Free agent
- Pitcher
- Born: June 10, 1998 (age 28) Lawrenceville, Georgia, U.S.
- Bats: RightThrows: Right

MLB debut
- September 13, 2022, for the San Francisco Giants

MLB statistics (through 2023 season)
- Win–loss record: 0–0
- Earned run average: 6.75
- Strikeouts: 6
- Stats at Baseball Reference

Teams
- San Francisco Giants (2022–2023);

= Cole Waites =

American baseball player (born 1998)

Cole Robert Waites (born June 10, 1998) is an American professional baseball pitcher who is a free agent. He played college baseball at the University of West Alabama, and was drafted by the San Francisco Giants in the 18th round of the 2019 MLB draft. He made his Major League Baseball (MLB) debut in 2022.

==Amateur career==
Waites attended Archer High School in Lawrenceville, Georgia. He played college baseball, primarily as a starter, at the University of West Alabama, where his 118 strikeouts as a junior led the Gulf South Conference.

In 2018, Waites played collegiate summer baseball for the Wisconsin Rapids Rafters of the Northwoods League.

Waites was drafted by the San Francisco Giants in the 18th round of the 2019 Major League Baseball draft, and signed for a signing bonus of $100,000.

==Professional career==
===San Francisco Giants===
====2019–21====
Waites made his professional debut in 2019 with the rookie-level Arizona League Giants. He did not play in a game in 2020 due to the cancellation of the minor league season because of the COVID-19 pandemic.
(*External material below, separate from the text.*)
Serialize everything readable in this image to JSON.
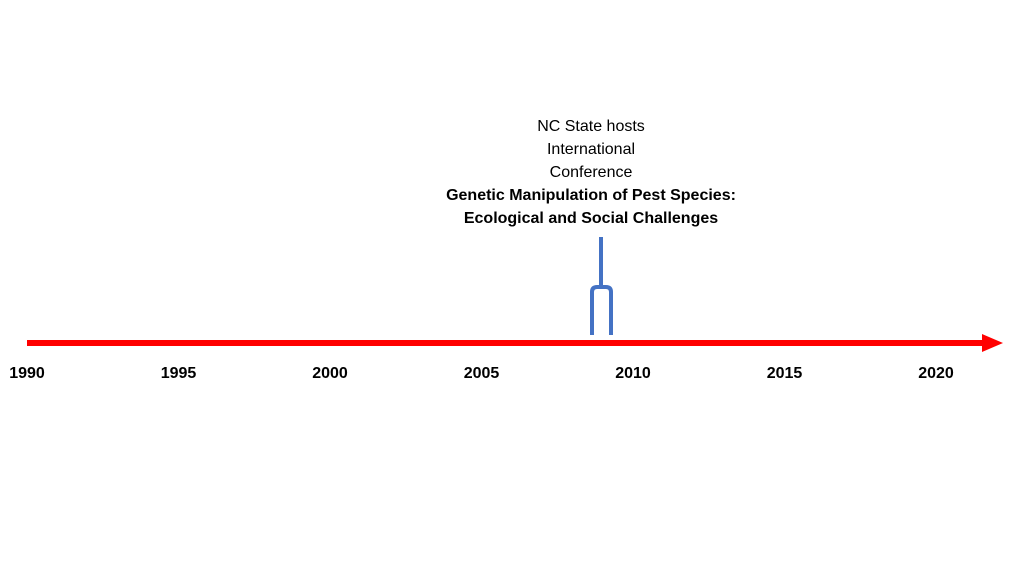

Waites returned in 2021 after missing most of the season recovering from knee surgery for torn meniscus to pitch for the Arizona Complex League Giants and San Jose Giants. In 2021 as a reliever he was a combined 2-0 with two saves and an 0.68 ERA, as in 13 1/3 innings he gave up one hit and struck out 31 batters. After the season, he pitched in the Arizona Fall League.

====2022====
Waites started 2022 with the Eugene Emeralds. He was then promoted to the Richmond Flying Squirrels and Sacramento River Cats, pitching out of the bullpen.

On September 12, 2022, the Giants selected Waites' contract and promoted him to the major leagues.

Between the three minor league affiliates in 2022 he was 4-3 with a 1.94 ERA as in 41 2/3 innings he gave up 25 hits and had 76 strikeouts. In his minor league career through his 2022 call-up, in 71 1/3 innings he had a 45.1% strikeout rate (averaging 16.9 strikeouts per 9 innings) and 2.78 ERA, with a 13.8% walk rate.

In 2022 with the Giants he was 0-0 with a 3.18 ERA in seven relief appearances, in which he pitched 5 2/3 innings.

====2023–25====
Waites was optioned to Triple-A Sacramento to begin the 2023 season. On July 18, 2023, he was placed on the 60-day injured list with a right elbow sprain. On September 13, Waites was ruled out for 12–to–15 months after undergoing Tommy John surgery to repair his ulnar collateral ligament. The procedure ended his 2023 season, and ruled him out for the entirety of the 2024 season as well. In 3 appearances for the Giants in 2023, he struggled to a 15.43 ERA with 2 strikeouts in 2 1/3 innings of work. He was non-tendered and became a free agent on November 17.

On November 26, 2023, Waites re–signed with the Giants organization on a minor league contract. He returned to action in 2025, making five scoreless appearances for the ACL Giants and Sacramento. Waites elected free agency following the season on November 6, 2025.

===Detroit Tigers===
On December 16, 2025, Waites signed a minor league contract with the Detroit Tigers. In 13 games across three levels of the minors he threw 13.1 innings of relief going 0-2 with a 5.40 ERA with the same amount of walks as strikeouts with 12. He was released on June 30.

==Pitching style==
Waites relies primarily on a mid-90s fastball that has reached 100 mph, and an above-average slider.